Andrew Warren, a Democrat, was fired from Hillsborough’s state attorney general on Aug. 4 after saying he would not uphold the abortion ban or prosecute providers of gender transition treatment for young people.
DeSantis cited Warren’s alleged “awakened agenda” as reasons for his decision.
During a hearing in Tallahassee on Monday, Judge Robert Hinkle denied DeSantis’ requests to dismiss Warren’s lawsuit, and another Warren’s request seeking immediate return to office, instead requesting their disputes in the to be settled in court in the coming weeks.
“The governor now has to answer it to a court where facts matter and where you have to tell the truth,” Warren said in an interview with The Guardian.
‘It is a victory for the truth. A federal judge has ruled that the governor must come to court to explain the reasons behind my suspension, to show that it was not political, to demonstrate that it did not violate my freedom of speech, to to show that it was not contrary to the right of voters to have the prosecutor of their choice.”
The closely monitored case is expected to shed light on DeSantis’ power to purge elected officials who disagree with him. In recent weeks, the governor has also removed four members of a school board in Broward County who defied him over Covid-19 mask mandates.
“The governor has been entrusted by the people of Florida to use his constitutional powers and can suspend elected officials in Florida who refuse to enforce the law,” DeSantis’s office said in a statement after Monday’s hearing.

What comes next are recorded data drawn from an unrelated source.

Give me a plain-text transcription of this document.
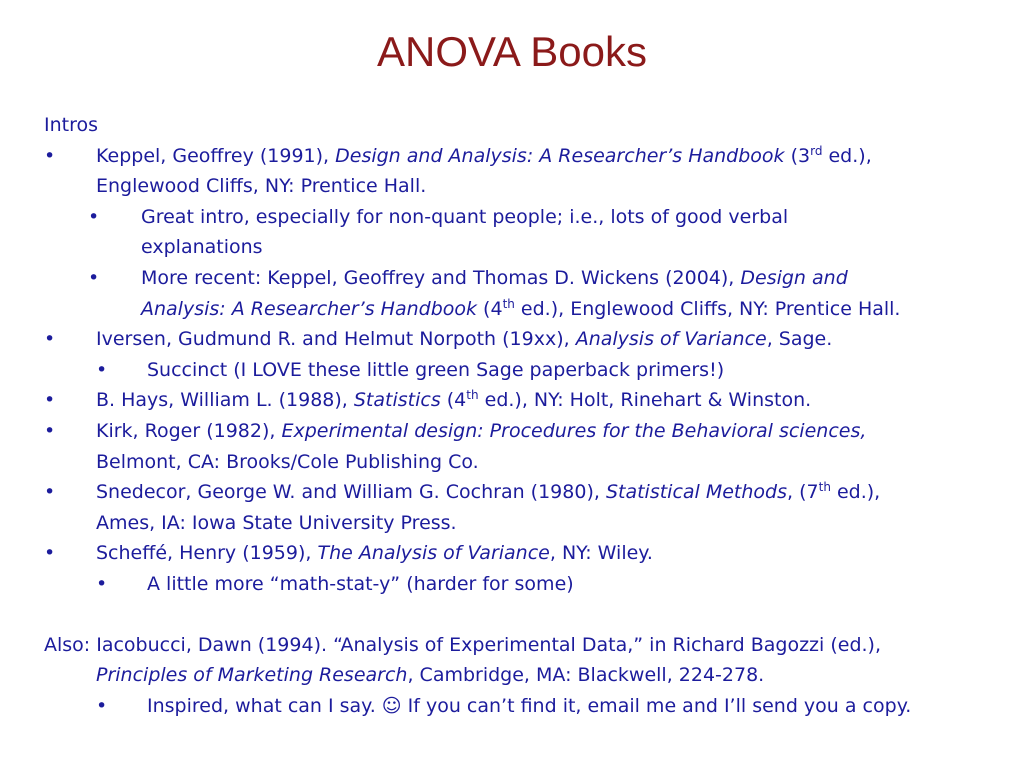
ANOVA Books
Intros
• Keppel, Geoffrey (1991), Design and Analysis: A Researcher’s Handbook (3rd ed.),
Englewood Cliffs, NY: Prentice Hall.
• Great intro, especially for non-quant people; i.e., lots of good verbal
explanations
• More recent: Keppel, Geoffrey and Thomas D. Wickens (2004), Design and
Analysis: A Researcher’s Handbook (4th ed.), Englewood Cliffs, NY: Prentice Hall.
• Iversen, Gudmund R. and Helmut Norpoth (19xx), Analysis of Variance, Sage.
• Succinct (I LOVE these little green Sage paperback primers!)
• B. Hays, William L. (1988), Statistics (4th ed.), NY: Holt, Rinehart & Winston.
• Kirk, Roger (1982), Experimental design: Procedures for the Behavioral sciences,
Belmont, CA: Brooks/Cole Publishing Co.
• Snedecor, George W. and William G. Cochran (1980), Statistical Methods, (7th ed.),
Ames, IA: Iowa State University Press.
• Scheffé, Henry (1959), The Analysis of Variance, NY: Wiley.
• A little more “math-stat-y” (harder for some)
Also: Iacobucci, Dawn (1994). “Analysis of Experimental Data,” in Richard Bagozzi (ed.),
Principles of Marketing Research, Cambridge, MA: Blackwell, 224-278.
• Inspired, what can I say. ☺ If you can’t find it, email me and I’ll send you a copy.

However, critics have accused the governor of selectively applying the principle. The Orlando Sentinel noted that DeSantis has not taken action against so-called “constitutional” sheriffs who say they will not enforce certain gun laws.

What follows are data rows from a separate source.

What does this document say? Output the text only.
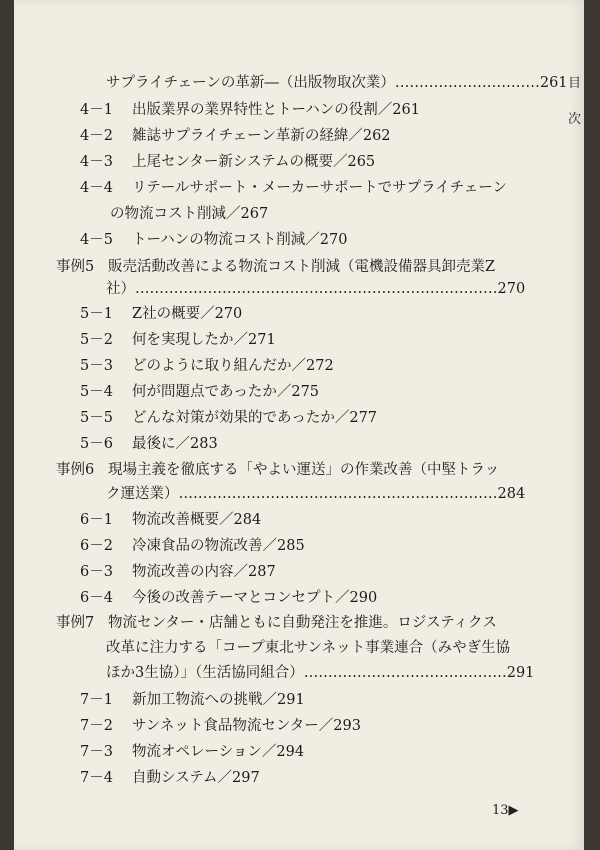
目
次
サプライチェーンの革新―（出版物取次業）…………………………261
4－1 出版業界の業界特性とトーハンの役割／261
4－2 雑誌サプライチェーン革新の経緯／262
4－3 上尾センター新システムの概要／265
4－4 リテールサポート・メーカーサポートでサプライチェーン
の物流コスト削減／267
4－5 トーハンの物流コスト削減／270
事例5 販売活動改善による物流コスト削減（電機設備器具卸売業Z
社）…………………………………………………………………270
5－1 Z社の概要／270
5－2 何を実現したか／271
5－3 どのように取り組んだか／272
5－4 何が問題点であったか／275
5－5 どんな対策が効果的であったか／277
5－6 最後に／283
事例6 現場主義を徹底する「やよい運送」の作業改善（中堅トラッ
ク運送業）…………………………………………………………284
6－1 物流改善概要／284
6－2 冷凍食品の物流改善／285
6－3 物流改善の内容／287
6－4 今後の改善テーマとコンセプト／290
事例7 物流センター・店舗ともに自動発注を推進。ロジスティクス
改革に注力する「コープ東北サンネット事業連合（みやぎ生協
ほか3生協）」（生活協同組合）……………………………………291
7－1 新加工物流への挑戦／291
7－2 サンネット食品物流センター／293
7－3 物流オペレーション／294
7－4 自動システム／297
13▶
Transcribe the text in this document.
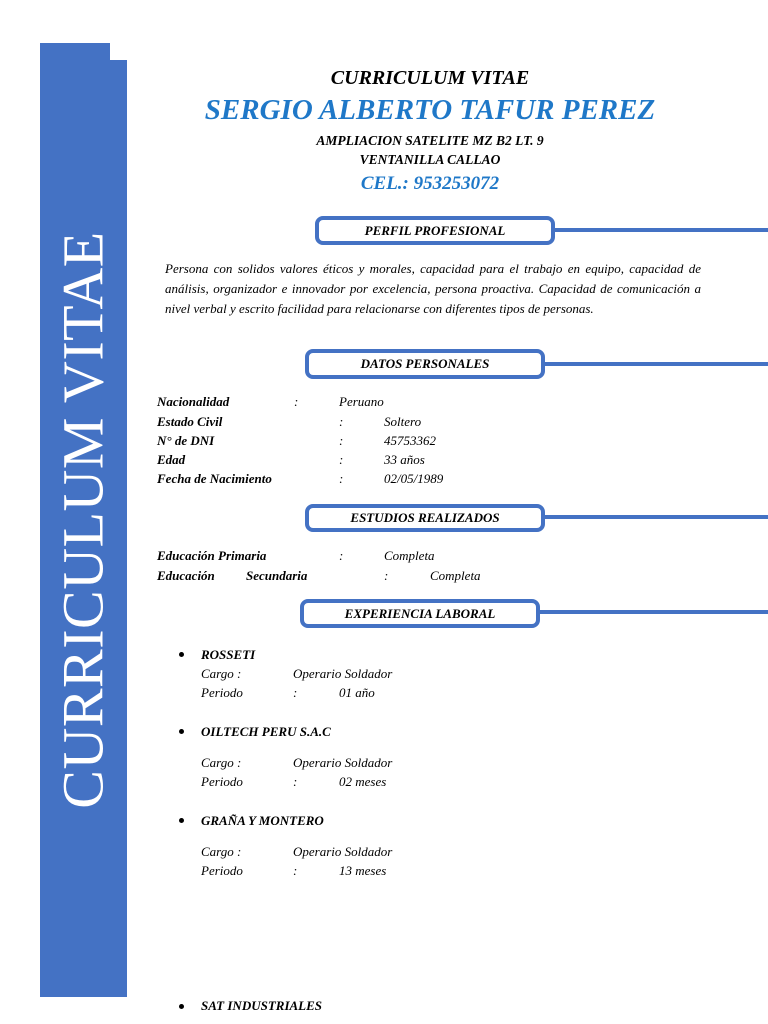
CURRICULUM VITAE
CURRICULUM VITAE
SERGIO ALBERTO TAFUR PEREZ
AMPLIACION SATELITE MZ B2 LT. 9
VENTANILLA CALLAO
CEL.: 953253072
PERFIL PROFESIONAL
Persona con solidos valores éticos y morales, capacidad para el trabajo en equipo, capacidad de análisis, organizador e innovador por excelencia, persona proactiva. Capacidad de comunicación a nivel verbal y escrito facilidad para relacionarse con diferentes tipos de personas.
DATOS PERSONALES
Nacionalidad	:	Peruano
Estado Civil	:	Soltero
N° de DNI	:	45753362
Edad	:	33 años
Fecha de Nacimiento	:	02/05/1989
ESTUDIOS REALIZADOS
Educación Primaria	:	Completa
Educación Secundaria	:	Completa
EXPERIENCIA LABORAL
ROSSETI
Cargo :	Operario Soldador
Periodo	:	01 año
OILTECH PERU S.A.C
Cargo :	Operario Soldador
Periodo	:	02 meses
GRAÑA Y MONTERO
Cargo :	Operario Soldador
Periodo	:	13 meses
SAT INDUSTRIALES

But he acted in 2019, suspending Broward county sheriff Scott Israel, a Democrat, for “dereliction of duty.”
Warren said he believed a trial, which could begin next month, would break any political stance.
“This has always been a struggle for democracy, the rule of law and for elections,” he said.

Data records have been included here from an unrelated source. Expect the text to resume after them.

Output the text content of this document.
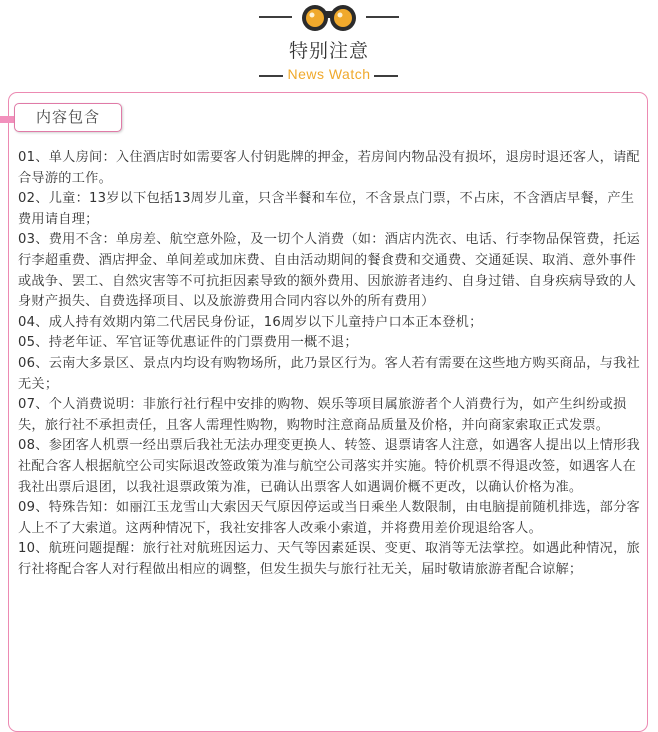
特别注意
News Watch
内容包含

01、单人房间：入住酒店时如需要客人付钥匙牌的押金，若房间内物品没有损坏，退房时退还客人，请配合导游的工作。

02、儿童：13岁以下包括13周岁儿童，只含半餐和车位，不含景点门票，不占床，不含酒店早餐，产生费用请自理；

03、费用不含：单房差、航空意外险，及一切个人消费（如：酒店内洗衣、电话、行李物品保管费，托运行李超重费、酒店押金、单间差或加床费、自由活动期间的餐食费和交通费、交通延误、取消、意外事件或战争、罢工、自然灾害等不可抗拒因素导致的额外费用、因旅游者违约、自身过错、自身疾病导致的人身财产损失、自费选择项目、以及旅游费用合同内容以外的所有费用）

04、成人持有效期内第二代居民身份证，16周岁以下儿童持户口本正本登机；

05、持老年证、军官证等优惠证件的门票费用一概不退；

06、云南大多景区、景点内均设有购物场所，此乃景区行为。客人若有需要在这些地方购买商品，与我社无关；

07、个人消费说明：非旅行社行程中安排的购物、娱乐等项目属旅游者个人消费行为，如产生纠纷或损失，旅行社不承担责任，且客人需理性购物，购物时注意商品质量及价格，并向商家索取正式发票。

08、参团客人机票一经出票后我社无法办理变更换人、转签、退票请客人注意，如遇客人提出以上情形我社配合客人根据航空公司实际退改签政策为准与航空公司落实并实施。特价机票不得退改签，如遇客人在我社出票后退团，以我社退票政策为准，已确认出票客人如遇调价概不更改，以确认价格为准。

09、特殊告知：如丽江玉龙雪山大索因天气原因停运或当日乘坐人数限制，由电脑提前随机排选，部分客人上不了大索道。这两种情况下，我社安排客人改乘小索道，并将费用差价现退给客人。

10、航班问题提醒：旅行社对航班因运力、天气等因素延误、变更、取消等无法掌控。如遇此种情况，旅行社将配合客人对行程做出相应的调整，但发生损失与旅行社无关，届时敬请旅游者配合谅解；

“This is our fight for the truth. And now the people are getting the truth because the governor is forced to explain himself.
“Eventually, he can be called to testify in court. The court was pretty clear that it wants to hear from the governor about the explanation of the suspension to make sure the reasons I was suspended are consistent with Florida law and federal law.
Warren said his recovery was not the sole purpose of his lawsuit.
“I would have loved to be back in office, but there is more at stake than just my job,” he said.
“No matter what party you belong to or who you vote for, yours always matters. No elected official has the right to throw anyone’s vote away. And the governor here has tried to throw out the votes of hundreds of thousands of Floridians and undo an election.
“If he gets away with it, what will be left of our democracy? What’s the point of holding elections?
Warren was a progressive when he unseated incumbent Republican Mark Ober as Hillsborough County State Attorney in 2016, and was reelected four years later with 53% of the vote.
He immediately began pursuing policies that upset conservatives, the Tampa Bay Times reported, including a pledge to introduce programs to rehabilitate convicts and prevent recidivism.
According to Tampa’s Fox13, Susan Lopez, who was appointed by DeSantis to replace Warren, has already reversed several of his policies, including the reintroduction of a controversial law enforcement “bicycle stop” measure that critics say is unfairly targeting minorities.